La Colombie s’apprête à désigner son prochain président ce dimanche 21 juin lors du second tour d’un scrutin marqué par une campagne serrée. Selon RFI, Iván Cepeda, candidat de la gauche et figure de proue du Pacte historique, aborde ce rendez-vous électoral dans une position moins favorable qu’attendu. Favori des intentions de vote avant le premier tour du 31 mai, il se retrouve désormais distancé dans les sondages, à quelques heures du scrutin.

Ce recul inattendu intervient après une campagne de second tour jugée difficile, au cours de laquelle son adversaire, issu des rangs de la droite, a su mobiliser un électorat plus large. Autant dire que la surprise est de taille pour le candidat, dont le programme reposait sur un dialogue exigeant avec les groupes armés et une refonte des politiques de sécurité et de justice sociale.

Ce qu'il faut retenir

  • Iván Cepeda, candidat de la gauche colombienne, était donné favori avant le premier tour du 31 mai 2026.
  • Après une campagne de second tour difficile, il apparaît désormais distancé dans les sondages avant le scrutin du 21 juin 2026.
  • Son programme met l’accent sur le dialogue avec les groupes armés et une approche alternative en matière de sécurité.
  • La Colombie doit élire son président pour un mandat de quatre ans lors de ce second tour.

Un candidat en recul après un premier tour prometteur

Lors du premier tour, organisé le 31 mai dernier, Iván Cepeda avait réalisé une performance remarquée. Avec près de 30 % des suffrages, il s’était imposé comme le candidat le plus en vue parmi les onze prétendants au palais de Nariño. Selon les analyses de RFI, son avance était alors confortable, même si la fragmentation de l’échiquier politique colombien laissait planer une incertitude sur les reports de voix en vue du second tour.

Pourtant, depuis cette date, la dynamique électorale a basculé. Les derniers sondages publiés par des instituts colombiens et relayés par RFI placent désormais Cepeda derrière son rival, avec un écart estimé entre 5 et 8 points. Cette inversion de tendance s’explique notamment par une mobilisation accrue de l’électorat conservateur et par une campagne de second tour jugée moins percutante que celle de son adversaire.

Un programme fondé sur le dialogue et la justice sociale

Sur le fond, Iván Cepeda incarne une ligne politique radicalement différente de celle de ses prédécesseurs.
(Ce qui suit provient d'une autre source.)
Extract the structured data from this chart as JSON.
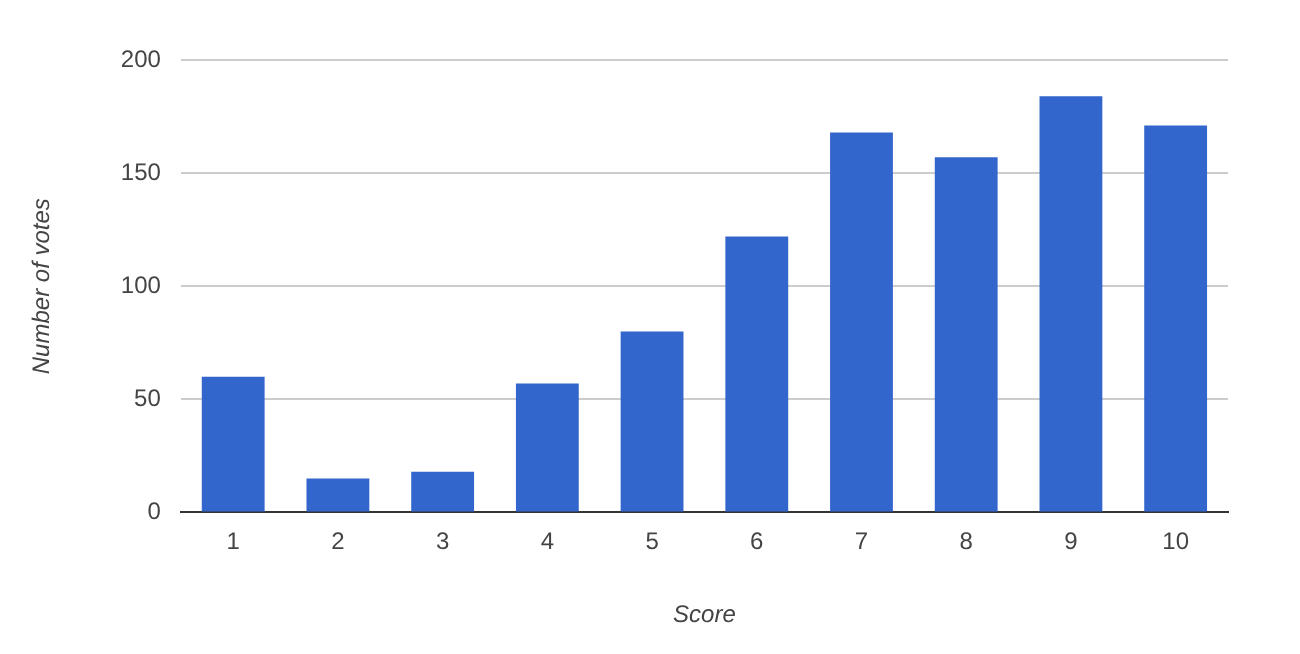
{
  "chart_data": {
    "type": "bar",
    "xlabel": "Score",
    "ylabel": "Number of votes",
    "categories": [
      "1",
      "2",
      "3",
      "4",
      "5",
      "6",
      "7",
      "8",
      "9",
      "10"
    ],
    "values": [
      60,
      15,
      18,
      57,
      80,
      122,
      168,
      157,
      184,
      171
    ],
    "color": "#3366cc",
    "ylim": [
      0,
      200
    ],
    "yticks": [
      0,
      50,
      100,
      150,
      200
    ],
    "grid": "y",
    "legend": false
  }
}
Son projet repose sur deux piliers principaux : la négociation avec les groupes armés, notamment les dissidences des FARC et l’Esercito de Liberación Nacional (ELN), ainsi que la réforme des institutions judiciaires et policières, souvent critiquées pour leur corruption et leur brutalité.

« La paix ne se construit pas par la répression, mais par la justice et le dialogue », avait-il déclaré lors d’un meeting à Bogotá le 10 juin. Une position qui lui a valu le soutien d’une partie de la société civile, mais aussi des critiques acerbes de la droite, qui lui reproche de vouloir « négocier avec des criminels ».

Une campagne marquée par les tensions et les divisions

La campagne de second tour a été émaillée de tensions. Les meetings de Cepeda ont parfois été perturbés par des contre-manifestations, tandis que son adversaire a mis en avant les risques d’une politique perçue comme trop conciliante envers les groupes armés. Selon RFI, les débats télévisés ont révélé un clivage profond entre les deux visions de la Colombie : l’une prônant une approche sécuritaire renforcée, l’autre défendant une sortie de crise par la négociation.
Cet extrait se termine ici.